Bifidobacterium pseudolongum has characteristics of a keystone species in bifidobacterial blooms in the ceca of rats fed Hi-Maize starch.

Starches resistant to mammalian digestion are present in foods and pass to the large bowel where they may be degraded and fermented by the microbiota. Increases in relative abundances of bifidobacteria (blooms) have been reported in rats whose diet was supplemented with Hi-Maize resistant starch. We determined that the bifidobacterial species present in the rat cecum under these circumstances mostly belonged to Bifidobacterium animalis However, cultures of B. animalis isolated from the rats failed to degrade Hi-Maize starch to any extent. In contrast, Bifidobacterium pseudolongum also detected in the rat microbiota had high starch-degrading ability. Transcriptional comparisons showed increased expression of a Type 1 pullulanase, alpha amylase, and 'glycogen debranching enzyme' by B. pseudolongum when cultured in medium containing Hi-Maize starch. Maltose was released into the culture medium and B. animalis cultures had shorter doubling times in maltose medium compared to B. pseudolongum Thus B. pseudolongum, which was present at a consistently low abundance in the microbiota, but which has extensive enzymic capacity to degrade resistant starch, showed the attributes of a keystone species associated with the bifidobacterial bloom. IMPORTANCE This study addresses the microbiology and function of a natural ecosystem (the rat gut) using DNA-based observations and in vitro experimentation. The microbial community (microbiota, microbiome) of the large bowel of animals, including humans, has been studied extensively by use of high throughput DNA sequencing methods and advanced bioinformatics analysis. These studies reveal the compositions and genetic capacities of microbiotas, but not the intricacies of how microbial communities function.
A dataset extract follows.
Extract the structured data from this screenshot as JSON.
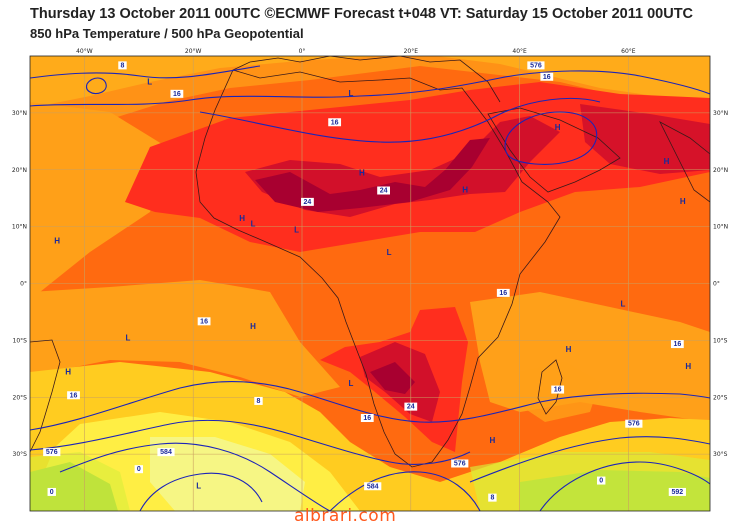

Our work, combining DNA sequence analysis and laboratory experiments with cultured strains of bacteria, revealed that increased abundance of bifidobacteria in the rat gut, induced by feeding indigestible starch, involved a species that cannot itself degrade the starch ( Bifidobacterium animalis ) but cohabits with a species that can ( Bifidobacterium pseudolongum ). This latter species has the characteristics of a keystone species in the community because it had low abundance but high ability to perform a critical function (hydrolysis of resistant starch).